There is a quaint little shop in a neighboring community that has been designed just for fun. Within there awaits a variety of unfinished clay pieces that have been shaped into dinnerware, figurines and various novelties. Customers can browse the art studio for something appealing, select it and set about choosing from the multitude of paint colors and stencils to create a one-of-a-kind masterpiece. As a beginner in this experience, I came to try my hand at painting pottery, but ended up taking home more than a clay form.

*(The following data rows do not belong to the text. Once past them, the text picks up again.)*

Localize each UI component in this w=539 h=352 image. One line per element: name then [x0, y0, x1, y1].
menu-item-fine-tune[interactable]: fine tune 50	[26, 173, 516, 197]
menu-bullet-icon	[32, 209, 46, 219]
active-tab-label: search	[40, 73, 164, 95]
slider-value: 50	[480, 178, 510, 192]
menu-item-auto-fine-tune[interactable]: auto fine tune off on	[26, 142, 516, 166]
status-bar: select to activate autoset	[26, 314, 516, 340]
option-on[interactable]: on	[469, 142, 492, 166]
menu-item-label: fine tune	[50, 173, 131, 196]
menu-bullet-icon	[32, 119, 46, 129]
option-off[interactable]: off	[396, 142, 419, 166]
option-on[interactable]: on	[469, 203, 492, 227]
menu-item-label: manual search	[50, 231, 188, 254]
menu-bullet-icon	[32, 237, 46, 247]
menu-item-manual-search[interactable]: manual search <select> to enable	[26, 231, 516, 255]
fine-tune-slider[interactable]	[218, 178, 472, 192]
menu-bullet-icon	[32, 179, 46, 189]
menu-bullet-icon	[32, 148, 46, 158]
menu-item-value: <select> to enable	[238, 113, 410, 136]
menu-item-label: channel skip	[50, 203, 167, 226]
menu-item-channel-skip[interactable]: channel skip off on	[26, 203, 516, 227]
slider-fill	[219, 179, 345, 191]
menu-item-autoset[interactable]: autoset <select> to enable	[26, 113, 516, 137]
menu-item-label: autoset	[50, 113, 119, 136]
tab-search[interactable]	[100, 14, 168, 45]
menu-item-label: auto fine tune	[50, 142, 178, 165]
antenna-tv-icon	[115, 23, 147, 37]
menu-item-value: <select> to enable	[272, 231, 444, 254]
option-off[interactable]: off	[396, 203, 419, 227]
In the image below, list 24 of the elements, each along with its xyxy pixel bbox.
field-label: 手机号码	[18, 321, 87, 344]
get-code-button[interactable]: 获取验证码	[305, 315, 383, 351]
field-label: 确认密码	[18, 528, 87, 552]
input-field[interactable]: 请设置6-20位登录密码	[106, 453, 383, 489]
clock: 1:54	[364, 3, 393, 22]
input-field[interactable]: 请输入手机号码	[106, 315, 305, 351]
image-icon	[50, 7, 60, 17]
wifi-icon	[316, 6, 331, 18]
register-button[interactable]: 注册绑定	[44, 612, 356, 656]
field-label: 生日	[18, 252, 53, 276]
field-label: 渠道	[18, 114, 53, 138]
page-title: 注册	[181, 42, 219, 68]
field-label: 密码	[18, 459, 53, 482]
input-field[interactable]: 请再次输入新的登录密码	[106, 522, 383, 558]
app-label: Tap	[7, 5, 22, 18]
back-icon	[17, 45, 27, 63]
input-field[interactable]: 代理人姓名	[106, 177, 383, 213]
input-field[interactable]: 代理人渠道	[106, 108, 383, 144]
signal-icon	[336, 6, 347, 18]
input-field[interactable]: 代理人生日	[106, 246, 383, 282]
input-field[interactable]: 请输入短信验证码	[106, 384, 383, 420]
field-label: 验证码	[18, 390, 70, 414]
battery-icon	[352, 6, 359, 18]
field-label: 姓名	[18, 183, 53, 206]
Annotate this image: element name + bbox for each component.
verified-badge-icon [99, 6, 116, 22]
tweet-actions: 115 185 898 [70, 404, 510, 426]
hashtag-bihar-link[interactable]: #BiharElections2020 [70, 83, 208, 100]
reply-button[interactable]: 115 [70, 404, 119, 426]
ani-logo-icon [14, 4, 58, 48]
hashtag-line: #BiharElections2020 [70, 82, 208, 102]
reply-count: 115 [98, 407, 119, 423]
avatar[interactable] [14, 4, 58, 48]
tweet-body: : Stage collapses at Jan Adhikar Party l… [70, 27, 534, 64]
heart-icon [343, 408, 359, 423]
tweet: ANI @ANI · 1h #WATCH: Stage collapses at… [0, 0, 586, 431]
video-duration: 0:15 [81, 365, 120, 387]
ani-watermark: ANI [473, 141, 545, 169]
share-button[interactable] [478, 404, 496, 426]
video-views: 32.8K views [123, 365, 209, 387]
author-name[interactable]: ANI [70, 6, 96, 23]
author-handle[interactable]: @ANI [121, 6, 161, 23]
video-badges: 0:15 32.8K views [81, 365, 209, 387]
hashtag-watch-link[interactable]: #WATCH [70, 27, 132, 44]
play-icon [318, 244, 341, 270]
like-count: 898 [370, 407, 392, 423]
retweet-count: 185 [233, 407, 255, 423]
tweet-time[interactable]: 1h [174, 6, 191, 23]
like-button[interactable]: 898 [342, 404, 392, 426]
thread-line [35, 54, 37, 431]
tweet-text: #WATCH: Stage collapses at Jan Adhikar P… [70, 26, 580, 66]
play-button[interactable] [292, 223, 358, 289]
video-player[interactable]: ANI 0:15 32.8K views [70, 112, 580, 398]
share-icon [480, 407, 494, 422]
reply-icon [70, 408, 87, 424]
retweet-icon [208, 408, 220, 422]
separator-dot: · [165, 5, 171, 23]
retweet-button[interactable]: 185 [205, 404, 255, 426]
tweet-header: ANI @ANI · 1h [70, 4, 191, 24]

Since the studio was filled with almost endless options, I decided to start simply and paint a little square serving platter. I found a few stencils of ferns that would fit any occasion and carefully selected various shades of green and a neutral background color that contained tiny flecks of contrasting color. Imagining how lovely it would be when it was all done, I took my time and gave careful attention to the details. Yet, despite my careful effort, the results seemed, well … lifeless. The richness and depth I had envisioned just wasn’t there.
Realizing I had done the best I could, I took the pitiful little plate to the owner who instructed me to write my name and date on the back of my work. The kiln would permanently infuse my signature into the plate, making it easy for the owner to identify whose work it was. “It will be fired and ready for pick up next week” she said enthusiastically. I thanked her but quietly wondered if I would ever actually use it. Though the experience had been lots of fun, it was apparent that my best effort produced less than great work.
The week past and the scheduled pick-up day arrived. I stepped to the counter and gave my name to the owner, who slipped into the holding room and returned with a plate I was sure belonged to someone else. It had been completely transformed. The formerly dull clay now displayed a rich depth and beauty. In the heat of the kiln, the glaze covering had been sealed and accomplished what I could not. It perfected the work.
The experience brought to mind Malachi 3:2-3 “But who can endure the day of His coming? And who can stand when He appears? For He is like a refiner’s fire and like launderer’s soap. He will sit as a refiner and purifier of silver; He will purify the sons of Levi and purge them as gold and silver, that they may offer to the Lord an offering in righteousness.”
How is it possible for sinful man to stand righteously before the Lord? The truth is, it’s not. Our lives are lot like my plate. We invest a lot of time meticulously trying to make them something of value, purpose and beauty. We may even have noble intentions of using our time for the good of others, but unless it is given to the Refiner, the One who formed the clay in the first place, and willingly accept transformation through the finished work of Jesus, we are incomplete, lacking depth in our souls and righteousness in our works.
In the end, what really matters is how the Lord will see us when He returns. If we have lived entirely by our own designs and refused the covering of Christ, we will be unfit for His Kingdom and unable to enter. God’s desire is that none would be found in such a condition. But he gives us the freedom to choose.
Maybe you’ve been striving to refine yourself for a long time and you’re weary of trying to make something beautiful of your life. Stop. Understand that you are limited. Come as you are to Jesus, for He loves you beyond anything you can imagine. He proved that at Calvary and sealed it when He stepped out of the Garden Tomb. His finished work offered a covering of righteousness that transforms believers before a Holy God.
Are you willing to turn to Him? If you are, He will take the dull clay of your life and make it the masterpiece He intended from the beginning. What was lifeless will be a shining testimony of His grace. And you will be a glorious new creation.